SR. CONTENTE
Peguei um taxi no Congonhas em Sao Paulo. Ia na direção um senhor de 80 anos, que fez questão de anunciar a idade assim que começamos o papo. Adoro filosofia de praça, a sabedoria dos motoristas, aqueles boa praça que vivem de servir transportando.
A conversa foi legal. Contou que saiu da colheita de café em Goiás com 21 anos e veio tentar a vida em Sao Paulo. Taxista há mais de 50 anos, criou bem criados quatro filhos. Todos estudaram e trabalham bem empregados, todos permaneceram na cidade, casaram e lhe deram netos. A esposa que foi o amor da vida até falecer de câncer era tão perfeita e querida que nunca mais vai haver outra companheira feito ela. Disse que nunca teve saudade da vida na lavoura. Que aquilo era muito duro, pesado, cansativo, desgastante.
Nessa hora eu perguntei se não era igualmente difícil dirigir em Sao Paulo e então ele olhou pelo retrovisor com olhos de 80 anos que ainda brilham e respondeu que trabalhar nisso em São Paulo, é como sair pra passear todos os dias. Entender essa alegria pra mim, só pelo viés da gratidão. Teceu elogios a Deus que tem sido muito bom e generoso com ele. Ainda deu tempo de contar que se orgulha de não depender de GPS pra levar seus passageiros pois tem a cabeça boa e sabe de cor o mapa da cidade quase inteira.

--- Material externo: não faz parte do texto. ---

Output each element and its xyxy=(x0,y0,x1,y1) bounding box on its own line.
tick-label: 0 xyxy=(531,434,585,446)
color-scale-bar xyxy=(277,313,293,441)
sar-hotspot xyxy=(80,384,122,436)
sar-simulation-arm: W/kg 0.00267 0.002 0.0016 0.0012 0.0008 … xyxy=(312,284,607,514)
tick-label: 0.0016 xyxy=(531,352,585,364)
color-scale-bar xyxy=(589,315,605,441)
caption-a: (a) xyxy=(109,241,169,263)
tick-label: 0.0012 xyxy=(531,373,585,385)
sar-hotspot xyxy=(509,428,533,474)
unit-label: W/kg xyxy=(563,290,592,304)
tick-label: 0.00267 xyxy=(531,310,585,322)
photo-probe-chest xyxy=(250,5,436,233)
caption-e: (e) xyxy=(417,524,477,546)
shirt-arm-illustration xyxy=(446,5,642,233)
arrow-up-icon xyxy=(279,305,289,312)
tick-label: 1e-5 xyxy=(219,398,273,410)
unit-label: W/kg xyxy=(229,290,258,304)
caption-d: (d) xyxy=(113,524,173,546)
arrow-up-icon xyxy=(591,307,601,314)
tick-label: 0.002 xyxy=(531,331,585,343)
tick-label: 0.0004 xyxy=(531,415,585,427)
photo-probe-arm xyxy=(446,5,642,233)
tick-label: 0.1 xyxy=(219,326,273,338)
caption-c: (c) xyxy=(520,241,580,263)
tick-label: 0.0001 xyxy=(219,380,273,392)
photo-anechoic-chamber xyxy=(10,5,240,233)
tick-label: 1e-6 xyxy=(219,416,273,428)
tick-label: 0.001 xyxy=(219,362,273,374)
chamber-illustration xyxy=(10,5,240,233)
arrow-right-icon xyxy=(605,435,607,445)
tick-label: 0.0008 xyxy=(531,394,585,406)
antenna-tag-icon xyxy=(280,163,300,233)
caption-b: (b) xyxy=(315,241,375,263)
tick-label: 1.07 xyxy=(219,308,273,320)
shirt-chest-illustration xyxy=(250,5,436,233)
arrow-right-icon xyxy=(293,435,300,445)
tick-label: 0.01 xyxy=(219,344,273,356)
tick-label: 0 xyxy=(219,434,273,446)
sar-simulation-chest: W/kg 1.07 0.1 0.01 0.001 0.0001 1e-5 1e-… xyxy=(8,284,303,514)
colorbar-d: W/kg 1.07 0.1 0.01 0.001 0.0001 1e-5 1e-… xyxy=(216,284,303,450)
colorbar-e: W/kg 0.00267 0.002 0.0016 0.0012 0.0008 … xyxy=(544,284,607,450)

Eu quero chegar aos 80 assim. Fiquei tão entretida com a maneira feliz de contar sua história que esqueci de perguntar seu nome.
Nos quinze minutos da corrida, ainda perguntou sobre mim. Ao saber que sou dentista e vinha a cidade estudar, me contou todo orgulhoso dos dentes sobre implantes que colocou na faculdade. Disse que foi a compra de 12 mil e tantos reais mais feliz da vida dele, porque há três anos pode comer de tudo sem ter uma dentadura 'tropeçando' na boca.
Seu 'Contente' tem mesmo o dom de viver bem - e eu gostei muito dele.